Woman turns to Ted when insurance won't cover $6K MS drug

HOUSTON, Texas (KTRK) -- A Houston woman needs to take medicine daily to keep her multiple sclerosis in check, but the monthly cost was out of reach and for some reason so was the drug company's offer of financial assistance.

Carol Grant has lived with Multiple Sclerosis since 2013, and aside from occasional fatigue and some cognitive issues, she is managing it well.

Grant said it's in no small part to years of a daily dose of the MS drug Aubagio.

"Well, they advise you not to miss it," Grant said.

"Have you missed it," 13 Investigates' Ted Oberg asked her.

"Yes. I have," Grant replied.

That's because the drug costs more than $6,000 a month. Grant's health insurance has a $6,000 deductible, so until she paid that much in health care costs her insurance wouldn't pay anything.

The drug company does have assistance plans but they're mostly for co-pays, not deductibles. Blue Cross Blue Shield said it no longer accepts drug company offers towards deductibles, making the drug company's offer hard to use.

After numerous calls from Grant - and time running out for her new dose - we called the insurance company, the pharmacy and the drug manufacturer.

Blue Cross Blue Shield of Texas told us they cannot discuss individual cases, but sent a statement that partly said, "we are continually working to improve our processes and those of our vendors to ensure our members claims and refill requests are handled appropriately. When we identify gaps in our processes, we promptly address them as we are committed to providing our members with the highest possible level of service."

The drug maker, Sanofi, similarly couldn't talk about Grant's case, but told us, "We offer a copay assistance program for Aubagio which enables eligible patients with commercial insurance to receive it at a $0 copay. In addition, Sanofi offers a patient assistance program where qualifying uninsured or under-insured patients receive Aubagio free of charge."

Both companies were eager to have the case resolved and so was Grant.

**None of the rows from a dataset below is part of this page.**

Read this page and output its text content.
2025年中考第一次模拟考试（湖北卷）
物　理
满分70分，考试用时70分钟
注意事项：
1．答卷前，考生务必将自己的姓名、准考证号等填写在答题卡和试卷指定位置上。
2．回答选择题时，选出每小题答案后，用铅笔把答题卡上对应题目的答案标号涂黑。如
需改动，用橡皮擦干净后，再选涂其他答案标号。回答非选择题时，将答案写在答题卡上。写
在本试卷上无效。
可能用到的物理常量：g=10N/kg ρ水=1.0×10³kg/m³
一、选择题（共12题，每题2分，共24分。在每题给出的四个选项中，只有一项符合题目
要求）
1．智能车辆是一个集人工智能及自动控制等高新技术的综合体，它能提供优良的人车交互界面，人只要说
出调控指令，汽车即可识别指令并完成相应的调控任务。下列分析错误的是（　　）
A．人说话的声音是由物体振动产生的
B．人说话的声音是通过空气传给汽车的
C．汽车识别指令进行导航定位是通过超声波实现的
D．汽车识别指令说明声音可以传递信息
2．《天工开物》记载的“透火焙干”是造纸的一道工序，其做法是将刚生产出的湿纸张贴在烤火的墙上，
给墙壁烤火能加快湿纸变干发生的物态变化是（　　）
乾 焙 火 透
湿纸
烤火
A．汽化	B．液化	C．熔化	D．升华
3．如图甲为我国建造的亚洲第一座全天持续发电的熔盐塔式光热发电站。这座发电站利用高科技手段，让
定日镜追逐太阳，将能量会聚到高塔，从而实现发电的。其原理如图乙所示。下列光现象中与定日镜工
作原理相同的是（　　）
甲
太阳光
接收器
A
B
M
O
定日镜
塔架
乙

"I finally got my medication," Grant said. "The reason why I think I got it, it's because I reached out to you."

It's unclear how Grant's medication was actually paid for. Her statement shows thousands paid some months. She didn't pay. She wonders if her insurance company used the drug maker's coupon and still tried to charge her the full deductible. We asked for clarification a week ago but haven't heard back.